Sylvester was a talker; he asked all the right questions and took notes in laborious longhand. He had a Ph.D. and academic career stamped all over him. Rachel Ginsberg wasn’t really shy but she pretended to be and looked at the floor while asking complex questions about the marking of grades. She would flash him quick looks from under long eyelashes to see if he was listening and smile slightly when he nodded her to go on. He sensed she was very ambitious and he knew her foxy-faced good looks would take her up the corporate ladder in some big company.
Then there was Gunbrit Nielsen, very serious, very pretty, with slate-grey eyes and a long plaited pigtail. She was far too beautiful to be sitting in anyone’s class studying marine biology. She should be on a movie set on the west coast. But here she was in his class working for a Ph.D. that would take her back home to a teaching job in Sweden, marriage to a man with a thick red beard and four children.
He would get to know them well over the course of the year and would watch to see how, just as in the wild, a natural leader emerged from the group. Already they seemed to take their lead from Sylvester, letting him ask the questions.
‘Sea mammals, sir. This isn’t our subject,’ said Sylvester.
Leo snapped out of his reverie.
‘Well, clearly a godwit is not a seal, Mr Sylvester. Let me repeat the question: what is missing from that commentary?
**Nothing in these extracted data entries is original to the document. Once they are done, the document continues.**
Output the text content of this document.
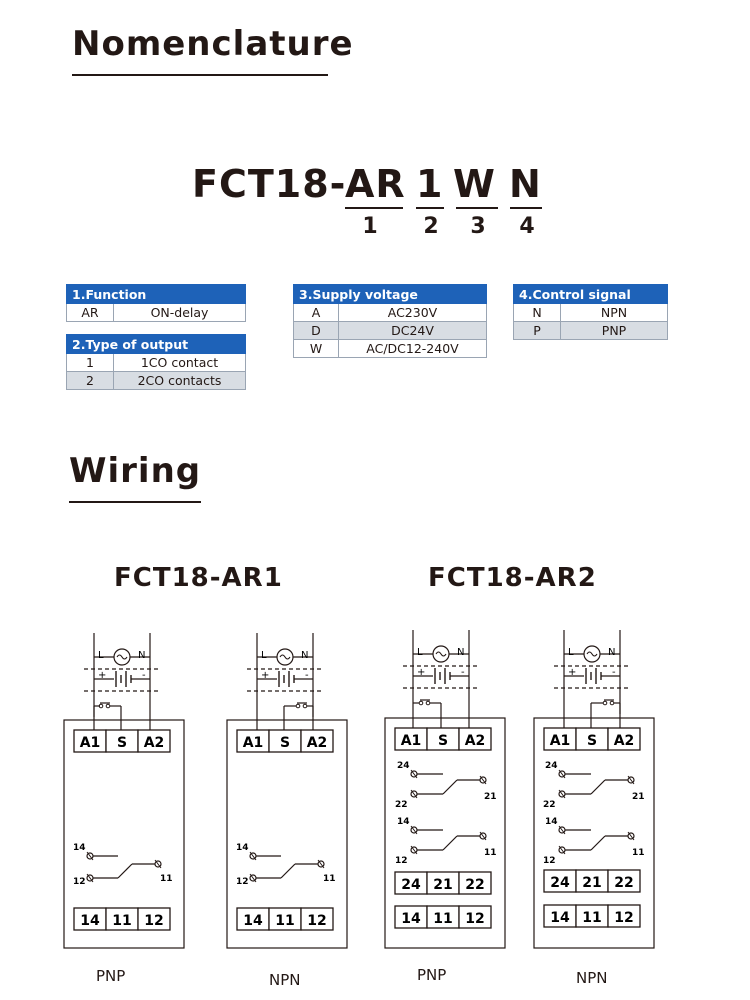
Nomenclature
FCT18-
AR 1 W N
1	2	3	4
1.Function
AR	ON-delay
2.Type of output	
1	1CO contact
2	2CO contacts
3.Supply voltage	
A	AC230V
D	DC24V
W	AC/DC12-240V
4.Control signal	
N	NPN
P	PNP
Wiring
FCT18-AR1	FCT18-AR2
L	N
+	-
A1 S A2
14
12	11
14 11 12
L	N
+	-
A1 S A2
14
12	11
14 11 12
L	N
+	-
A1 S A2
24
22
21
14
12
11
24 21 22
14 11 12
L	N
+	-
A1 S A2
24
22
21
14
12
11
24 21 22
14 11 12
PNP	NPN	PNP	NPN
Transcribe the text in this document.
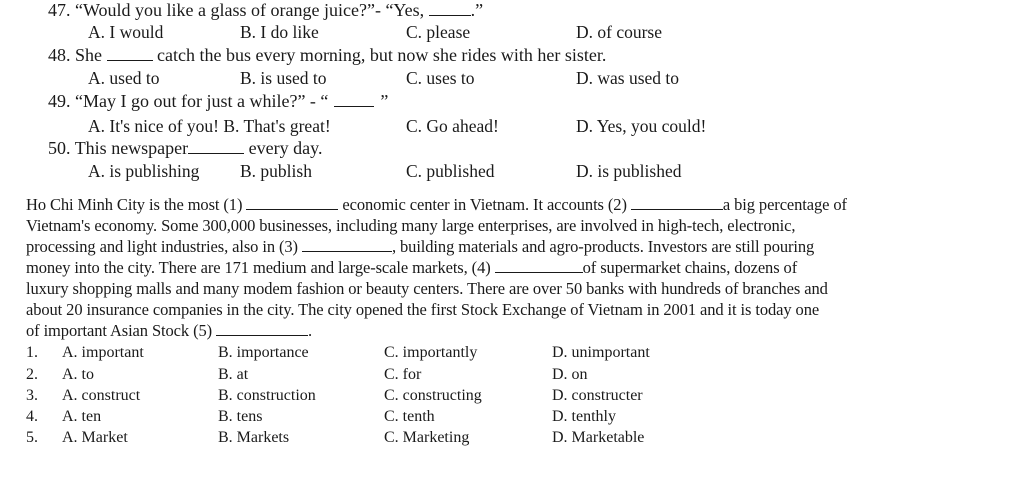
47. “Would you like a glass of orange juice?”- “Yes,	.”
A. I would	B. I do like	C. please	D. of course
48. She	catch the bus every morning, but now she rides with her sister.
A. used to	B. is used to	C. uses to	D. was used to
49. “May I go out for just a while?” - “	”
A. It's nice of you! B. That's great!	C. Go ahead!	D. Yes, you could!
50. This newspaper	every day.
A. is publishing B. publish	C. published	D. is published
Ho Chi Minh City is the most (1)	economic center in Vietnam. It accounts (2)	a big percentage of
Vietnam's economy. Some 300,000 businesses, including many large enterprises, are involved in high-tech, electronic,
processing and light industries, also in (3)	, building materials and agro-products. Investors are still pouring
money into the city. There are 171 medium and large-scale markets, (4)	of supermarket chains, dozens of
luxury shopping malls and many modem fashion or beauty centers. There are over 50 banks with hundreds of branches and
about 20 insurance companies in the city. The city opened the first Stock Exchange of Vietnam in 2001 and it is today one
of important Asian Stock (5)	.
1. A. important	B. importance	C. importantly	D. unimportant
2. A. to	B. at	C. for	D. on
3. A. construct	B. construction	C. constructing	D. constructer
4. A. ten	B. tens	C. tenth	D. tenthly
5. A. Market	B. Markets	C. Marketing	D. Marketable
Something important, really important, that has been left unsaid?’
Silence, heads lowered, sidelong glances: What’s he talking about? When’s the break?
‘OK, here goes. What that commentary did not tell you is that those birds, the godwits, make their migrations without food or water, flying huge distance for seven days southbound and nine days northbound. It didn’t tell you that because we don’t know how they do it. No one knows.
‘Scientists’, he continued, ‘cannot explain the godwit’s ability to lift and transport its body weight of eight to ten ounces for that distance without in-flight refuelling. And science does not like the irrational. The flight of the godwit is incomprehensible to science, because science tells us, and the naturalists tell us, and the nutritionists tell us, that a small bird like that cannot fly such a distance without sustenance.
‘We know that swifts and swallows make similar journeys, but they eat their natural food – flying insects – on the wing. Godwits do not. Their food – worms and molluscs – lies beneath the sand on the shoreline. And there are no shorelines at ten thousand feet. They should not be able to survive their annual migration. But they do.
‘Mr Sylvester.’ Leo pointed to him, arm outstretched, finger extended.
‘Yes, sir?’
Leo had the class now; he loved it when he made a breakthrough and grabbed the attention of those mediachoked minds, brains buzzing with electronic music, video games, sex, sport and fast food. Cut through the media dazzle with some original godwit-thinking and you find that there is life in the interior of their minds; thin soil maybe, but enough to plant the seed of thought.